As a minimally invasive surgery, laparoscopic hepatectomy has great advantages over traditional open surgery in terms of hospital stay, complications, and surgical wound healing [15, 16]. Because of poor operative exposure, small tumors located in segment VI, VII, or VIII are relatively difficult to be resected via laparoscopic local excision with the conventional supine position. Patients with these tumors are prone to undergo laparoscopic right posterior lobectomy, right anterior lobectomy, or even right hepatectomy, which may aggravate postoperative hepatic dysfunction due to the loss of more normal liver tissue. Some patients even had undergone conventional open surgery in past years.

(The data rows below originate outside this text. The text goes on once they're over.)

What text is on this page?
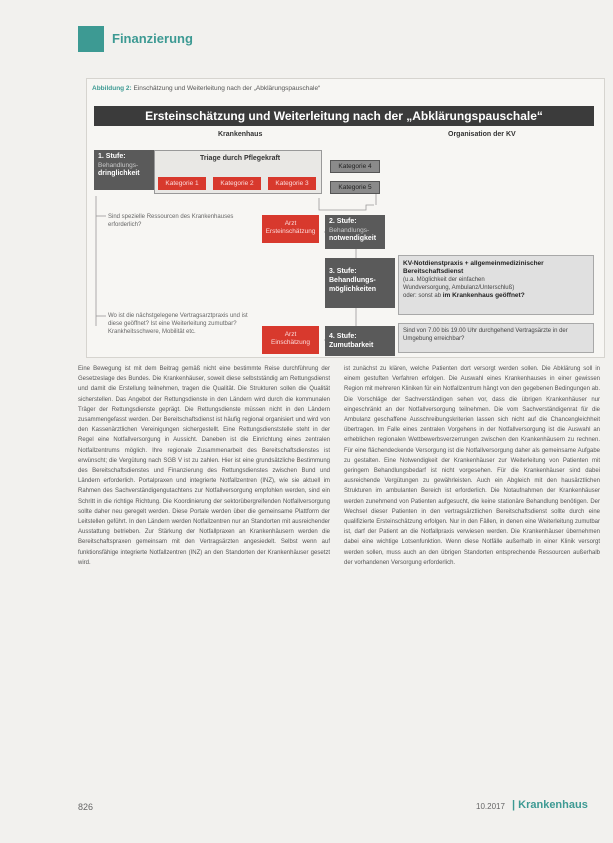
Finanzierung
Abbildung 2: Einschätzung und Weiterleitung nach der „Abklärungspauschale“
Ersteinschätzung und Weiterleitung nach der „Abklärungspauschale“
Krankenhaus	Organisation der KV
1. Stufe:
Behandlungs-

dringlichkeit
Triage durch Pflegekraft
Kategorie 1	Kategorie 2	Kategorie 3
Kategorie 4
Kategorie 5
Sind spezielle Ressourcen des Krankenhauses erforderlich?	Arzt
Ersteinschätzung
2. Stufe:
Behandlungs-

notwendigkeit
3. Stufe:
Behandlungs-
möglichkeiten
KV-Notdienstpraxis + allgemeinmedizinischer Bereitschaftsdienst
(u.a. Möglichkeit der einfachen
Wundversorgung, Ambulanz/Unterschluß)
oder: sonst ab im Krankenhaus geöffnet?
Wo ist die nächstgelegene Vertragsarztpraxis und ist diese geöffnet? Ist eine Weiterleitung zumutbar? Krankheitsschwere, Mobilität etc.	Arzt
Einschätzung
4. Stufe:
Zumutbarkeit
Sind von 7.00 bis 19.00 Uhr durchgehend Vertragsärzte in der Umgebung erreichbar?

Eine Bewegung ist mit dem Beitrag gemäß nicht eine bestimmte Reise durchführung der Gesetzeslage des Bundes. Die Krankenhäuser, soweit diese selbstständig am Rettungsdienst und damit die Erstellung teilnehmen, tragen die Qualität. Die Strukturen sollen die Qualität sicherstellen. Das Angebot der Rettungsdienste in den Ländern wird durch die kommunalen Träger der Rettungsdienste geprägt. Die Rettungsdienste müssen nicht in den Ländern zusammengefasst werden. Der Bereitschaftsdienst ist häufig regional organisiert und wird von den Kassenärztlichen Vereinigungen sichergestellt. Eine Rettungsdienststelle steht in der Regel eine Notfallversorgung in Aussicht. Daneben ist die Einrichtung eines zentralen Notfallzentrums möglich. Ihre regionale Zusammenarbeit des Bereitschaftsdienstes ist erwünscht; die Vergütung nach SGB V ist zu zahlen. Hier ist eine grundsätzliche Bestimmung des Bereitschaftsdienstes und Finanzierung des Rettungsdienstes zwischen Bund und Ländern erforderlich. Portalpraxen und integrierte Notfallzentren (INZ), wie sie aktuell im Rahmen des Sachverständigengutachtens zur Notfallversorgung empfohlen werden, sind ein Schritt in die richtige Richtung. Die Koordinierung der sektorübergreifenden Notfallversorgung sollte daher neu geregelt werden. Diese Portale werden über die gemeinsame Plattform der Leitstellen geführt. In den Ländern werden Notfallzentren nur an Standorten mit ausreichender Ausstattung betrieben. Zur Stärkung der Notfallpraxen an Krankenhäusern werden die Bereitschaftspraxen gemeinsam mit den Vertragsärzten angesiedelt. Selbst wenn auf funktionsfähige integrierte Notfallzentren (INZ) an den Standorten der Krankenhäuser gesetzt wird.

ist zunächst zu klären, welche Patienten dort versorgt werden sollen. Die Abklärung soll in einem gestuften Verfahren erfolgen. Die Auswahl eines Krankenhauses in einer gewissen Region mit mehreren Kliniken für ein Notfallzentrum hängt von den gegebenen Bedingungen ab. Die Vorschläge der Sachverständigen sehen vor, dass die übrigen Krankenhäuser nur eingeschränkt an der Notfallversorgung teilnehmen. Die vom Sachverständigenrat für die Ambulanz geschaffene Ausschreibungskriterien lassen sich nicht auf die Chancengleichheit übertragen. Im Falle eines zentralen Vorgehens in der Notfallversorgung ist die Auswahl an erheblichen regionalen Wettbewerbsverzerrungen zwischen den Krankenhäusern zu rechnen. Für eine flächendeckende Versorgung ist die Notfallversorgung daher als gemeinsame Aufgabe zu gestalten. Eine Notwendigkeit der Krankenhäuser zur Weiterleitung von Patienten mit geringem Behandlungsbedarf ist nicht vorgesehen. Für die Krankenhäuser sind dabei ausreichende Vergütungen zu gewährleisten. Auch ein Abgleich mit den hausärztlichen Strukturen im ambulanten Bereich ist erforderlich. Die Notaufnahmen der Krankenhäuser werden zunehmend von Patienten aufgesucht, die keine stationäre Behandlung benötigen. Der Wechsel dieser Patienten in den vertragsärztlichen Bereitschaftsdienst sollte durch eine qualifizierte Ersteinschätzung erfolgen. Nur in den Fällen, in denen eine Weiterleitung zumutbar ist, darf der Patient an die Notfallpraxis verwiesen werden. Die Krankenhäuser übernehmen dabei eine wichtige Lotsenfunktion. Wenn diese Notfälle außerhalb in einer Klinik versorgt werden sollen, muss auch an den übrigen Standorten entsprechende Ressourcen außerhalb der vorhandenen Versorgung erforderlich.

826	10.2017 | Krankenhaus
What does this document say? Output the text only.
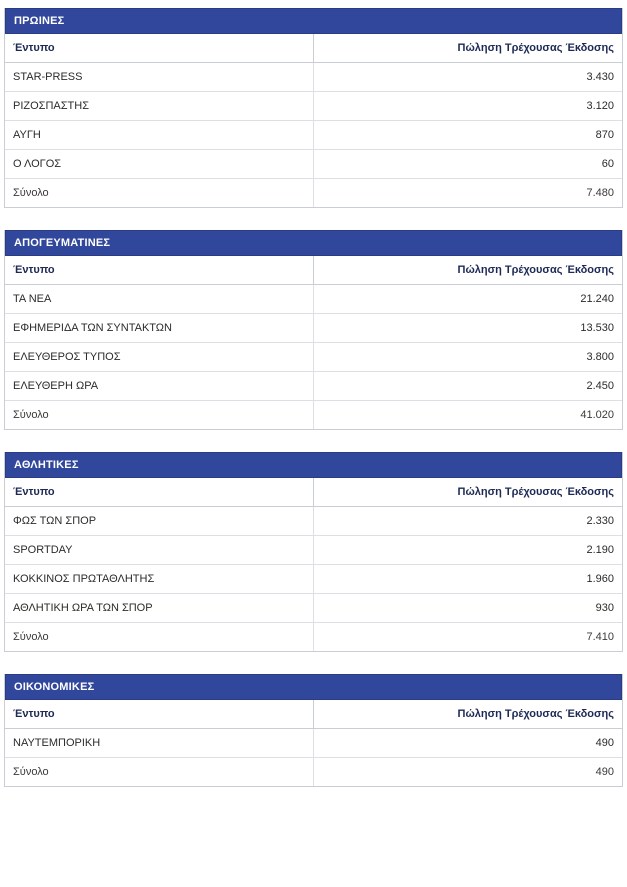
ΠΡΩΙΝΕΣ
Έντυπο	Πώληση Τρέχουσας Έκδοσης
STAR-PRESS	3.430
ΡΙΖΟΣΠΑΣΤΗΣ	3.120
ΑΥΓΗ	870
Ο ΛΟΓΟΣ	60
Σύνολο	7.480
ΑΠΟΓΕΥΜΑΤΙΝΕΣ
Έντυπο	Πώληση Τρέχουσας Έκδοσης
ΤΑ ΝΕΑ	21.240
ΕΦΗΜΕΡΙΔΑ ΤΩΝ ΣΥΝΤΑΚΤΩΝ	13.530
ΕΛΕΥΘΕΡΟΣ ΤΥΠΟΣ	3.800
ΕΛΕΥΘΕΡΗ ΩΡΑ	2.450
Σύνολο	41.020
ΑΘΛΗΤΙΚΕΣ
Έντυπο	Πώληση Τρέχουσας Έκδοσης
ΦΩΣ ΤΩΝ ΣΠΟΡ	2.330
SPORTDAY	2.190
ΚΟΚΚΙΝΟΣ ΠΡΩΤΑΘΛΗΤΗΣ	1.960
ΑΘΛΗΤΙΚΗ ΩΡΑ ΤΩΝ ΣΠΟΡ	930
Σύνολο	7.410
ΟΙΚΟΝΟΜΙΚΕΣ
Έντυπο	Πώληση Τρέχουσας Έκδοσης
ΝΑΥΤΕΜΠΟΡΙΚΗ	490
Σύνολο	490
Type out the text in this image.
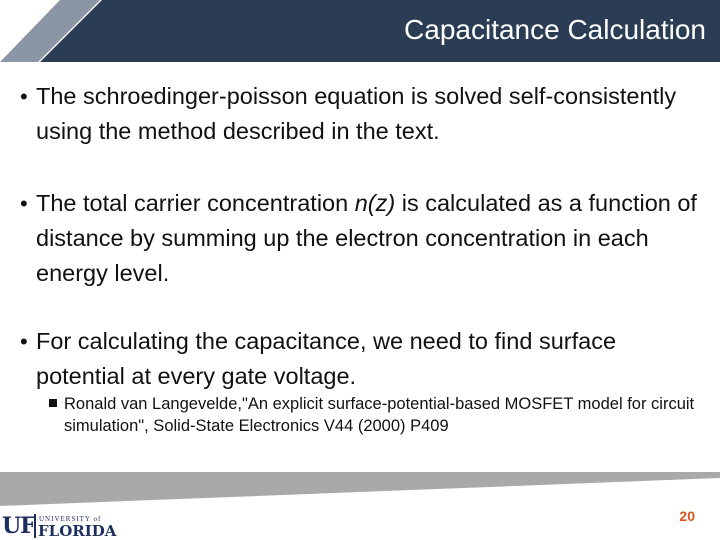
Capacitance Calculation

• The schroedinger-poisson equation is solved self-consistently using the method described in the text.

• The total carrier concentration n(z) is calculated as a function of distance by summing up the electron concentration in each energy level.

• For calculating the capacitance, we need to find surface potential at every gate voltage.

Ronald van Langevelde,"An explicit surface-potential-based MOSFET model for circuit simulation", Solid-State Electronics V44 (2000) P409

UF UNIVERSITY of
FLORIDA
20
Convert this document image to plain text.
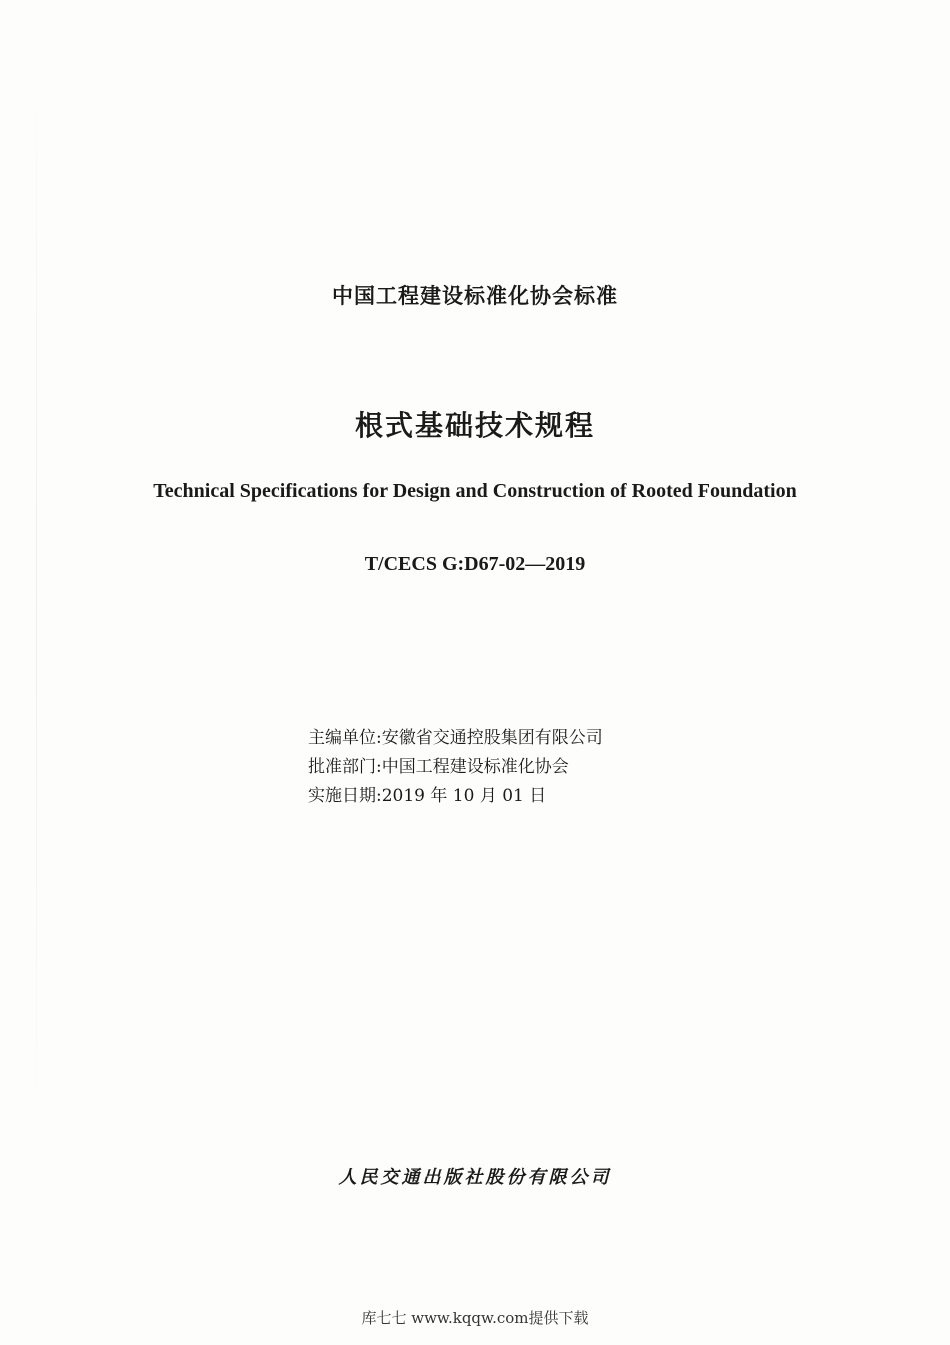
中国工程建设标准化协会标准
根式基础技术规程
Technical Specifications for Design and Construction of Rooted Foundation
T/CECS G:D67-02—2019
主编单位:安徽省交通控股集团有限公司
批准部门:中国工程建设标准化协会
实施日期:2019 年 10 月 01 日
人民交通出版社股份有限公司
库七七 www.kqqw.com提供下载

Good exposure of the hepatic lesion is the pre-condition for a successful laparoscopic hepatectomy [17]. In this study, we employed this novel position—the left jackknife position—in laparoscopic hepatectomy, allowing gravity to pull and rotate the liver and full exposure of lesions located in the posterior lobe (including liver segment VI, VII, or VIII) and the retrohepatic tunnel. With direct and expanded surgical vision, blood loss was reduced, and a safe procedure was conducted.

Laparoscopic hepatectomy is relatively difficult for lesions located in segment VI, VII, or VIII. One reason is that a lesion in the upper part of the right lobe of the liver is close to the diaphragm, leading to a difficulty in hepatic dissociation. Another reason is that dissociation of a lesion close to the second hepatic portal may injure the major vessels. In a regular laparoscopic hepatectomy, a horizontal position is applied [18]. After dissociation of the hepatic ligaments, the liver is pulled to the left side or the upper left side to expose a lesion that is located in segment VI, VII, or VIII. However, the problem that the surgeon cannot gain direct vision during the procedures may result in increased blood loss.

Our study had several limitations. First, it had a small sample size (10 cases); more cases need to be assessed. Second, compared with the supine position, the jackknife position may cause a poor exposure of the hepatic portal area, which would make hilar dissection difficult when hepatic inflow blocking is required. Third, performing a laparoscopic hepatectomy with the patient in the left jackknife position is more time consuming than performing it when the patient is in the conventional supine position.

Our experience shows that the left jackknife position can offer favorable surgical vision for laparoscopic hepatectomy, which is useful to resect lesions located in liver segment VI, VII, or VIII. We recommend that this position be used for right posterior lobe resection in laparoscopic hepatectomy.